Un ejemplo preocupante se da en la historia peruana durante el período temprano colonial. Ahí se entendió al cuerpo de la mujer como una herramienta de control. El cuerpo fue entonces transformado en un sistema de signos que era centro de juzgamiento, vigilancia y relación con el pecado. Estas nociones no solo han sobrevivido a los cambios sociales desde la independencia, sino que parecen estar vigentes, pese a que ahora supuestamente somos una sociedad democrática.
Si bien estas tres perspectivas son un ejemplo de cómo se ha estudiado al cuerpo desde las ciencias sociales, sabemos que el cuerpo es mucho más que una construcción social, un sistema de signos o uno de distinciones. El cuerpo es desde donde formamos nuestra identidad, que no necesariamente tiene que coincidir con nuestro sexo corporal. Es el espacio desde donde construimos la imagen que queremos mostrar al mundo, que no tiene por qué coincidir con el gusto y la moda de otros. Por último, es el espacio a través del cual nos relacionamos con otras personas, sin que eso signifique que ellas sean propietarias de nuestro cuerpo.

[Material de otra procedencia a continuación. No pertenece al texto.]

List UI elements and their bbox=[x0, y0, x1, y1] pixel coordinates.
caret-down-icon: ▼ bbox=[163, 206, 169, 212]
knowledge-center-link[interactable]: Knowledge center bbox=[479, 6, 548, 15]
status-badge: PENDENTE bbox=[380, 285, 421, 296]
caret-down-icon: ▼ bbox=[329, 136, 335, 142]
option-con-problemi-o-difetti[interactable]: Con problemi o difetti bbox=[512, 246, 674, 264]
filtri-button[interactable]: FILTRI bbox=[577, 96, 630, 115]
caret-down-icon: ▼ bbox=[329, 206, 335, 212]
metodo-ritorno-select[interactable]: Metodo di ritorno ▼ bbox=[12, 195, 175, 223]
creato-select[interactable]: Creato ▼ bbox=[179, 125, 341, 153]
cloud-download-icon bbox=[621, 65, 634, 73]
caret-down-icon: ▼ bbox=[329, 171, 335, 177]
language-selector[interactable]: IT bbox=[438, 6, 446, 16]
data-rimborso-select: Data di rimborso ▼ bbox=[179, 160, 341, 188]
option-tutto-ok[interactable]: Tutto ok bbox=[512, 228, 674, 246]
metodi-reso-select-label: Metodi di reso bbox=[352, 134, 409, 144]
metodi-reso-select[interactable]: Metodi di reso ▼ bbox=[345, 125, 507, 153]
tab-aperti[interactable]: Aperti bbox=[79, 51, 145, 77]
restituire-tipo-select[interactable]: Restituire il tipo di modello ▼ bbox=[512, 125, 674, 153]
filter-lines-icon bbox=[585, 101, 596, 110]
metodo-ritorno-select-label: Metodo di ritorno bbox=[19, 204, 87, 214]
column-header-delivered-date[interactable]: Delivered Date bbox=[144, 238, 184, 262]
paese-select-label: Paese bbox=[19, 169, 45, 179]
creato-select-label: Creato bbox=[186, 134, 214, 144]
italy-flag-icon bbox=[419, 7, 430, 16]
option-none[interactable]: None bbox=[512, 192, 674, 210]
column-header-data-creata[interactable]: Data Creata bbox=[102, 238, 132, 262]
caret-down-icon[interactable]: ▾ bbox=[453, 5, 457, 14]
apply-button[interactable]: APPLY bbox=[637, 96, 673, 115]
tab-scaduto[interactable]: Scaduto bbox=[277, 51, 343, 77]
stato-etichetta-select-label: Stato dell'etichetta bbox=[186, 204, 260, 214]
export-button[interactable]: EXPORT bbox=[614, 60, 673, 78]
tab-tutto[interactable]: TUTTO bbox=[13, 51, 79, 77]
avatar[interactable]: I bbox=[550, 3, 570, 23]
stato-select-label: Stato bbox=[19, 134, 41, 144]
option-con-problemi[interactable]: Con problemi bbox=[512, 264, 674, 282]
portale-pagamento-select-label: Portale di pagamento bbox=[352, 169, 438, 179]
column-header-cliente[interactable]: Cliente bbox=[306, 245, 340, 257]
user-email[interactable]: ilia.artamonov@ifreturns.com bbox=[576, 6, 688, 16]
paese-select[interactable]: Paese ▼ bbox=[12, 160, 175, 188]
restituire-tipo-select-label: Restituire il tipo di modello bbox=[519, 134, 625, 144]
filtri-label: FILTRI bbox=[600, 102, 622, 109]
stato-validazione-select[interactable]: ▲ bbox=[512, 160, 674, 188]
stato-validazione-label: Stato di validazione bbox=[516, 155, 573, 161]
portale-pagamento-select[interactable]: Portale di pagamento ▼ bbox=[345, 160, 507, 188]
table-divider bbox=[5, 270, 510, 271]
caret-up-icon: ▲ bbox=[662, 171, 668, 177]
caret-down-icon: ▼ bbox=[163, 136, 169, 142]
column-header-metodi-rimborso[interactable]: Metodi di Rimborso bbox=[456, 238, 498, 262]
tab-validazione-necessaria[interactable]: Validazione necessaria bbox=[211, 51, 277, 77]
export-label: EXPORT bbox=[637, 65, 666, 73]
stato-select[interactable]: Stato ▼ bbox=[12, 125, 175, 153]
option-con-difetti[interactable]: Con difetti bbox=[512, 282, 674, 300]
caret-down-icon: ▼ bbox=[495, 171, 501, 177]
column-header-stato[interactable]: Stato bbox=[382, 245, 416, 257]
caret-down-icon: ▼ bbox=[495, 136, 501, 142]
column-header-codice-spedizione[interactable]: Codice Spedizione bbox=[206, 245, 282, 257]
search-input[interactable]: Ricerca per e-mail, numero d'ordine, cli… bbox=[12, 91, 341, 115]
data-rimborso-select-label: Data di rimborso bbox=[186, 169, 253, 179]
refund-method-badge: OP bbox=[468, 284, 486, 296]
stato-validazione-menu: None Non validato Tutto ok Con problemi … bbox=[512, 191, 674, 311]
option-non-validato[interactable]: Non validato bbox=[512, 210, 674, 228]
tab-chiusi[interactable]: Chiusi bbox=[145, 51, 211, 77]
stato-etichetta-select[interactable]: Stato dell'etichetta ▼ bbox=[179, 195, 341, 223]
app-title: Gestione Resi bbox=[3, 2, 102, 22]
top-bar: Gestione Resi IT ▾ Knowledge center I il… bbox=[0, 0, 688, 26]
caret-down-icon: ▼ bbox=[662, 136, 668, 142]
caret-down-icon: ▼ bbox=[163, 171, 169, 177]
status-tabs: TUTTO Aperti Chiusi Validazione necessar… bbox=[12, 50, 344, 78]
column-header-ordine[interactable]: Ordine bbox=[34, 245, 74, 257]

Las noticias que nos han horrorizado en las últimas semanas, en las que la violencia contra la mujer parece haberse convertido en algo cotidiano, hacen urgente desterrar la cárcel del machismo y sus discursos de poder sobre el cuerpo femenino y fomentar una educación que no tenga miedo del enfoque de género, donde la igualdad de oportunidades y de derechos deje de ser la excepción y se convierta en regla.
Pero también debemos rescatar al cuerpo como un espacio de disfrute, crecimiento y aprendizaje e ir despidiéndonos de la imagen de castigo, dolor y culpa tan arraigada en nuestra sociedad.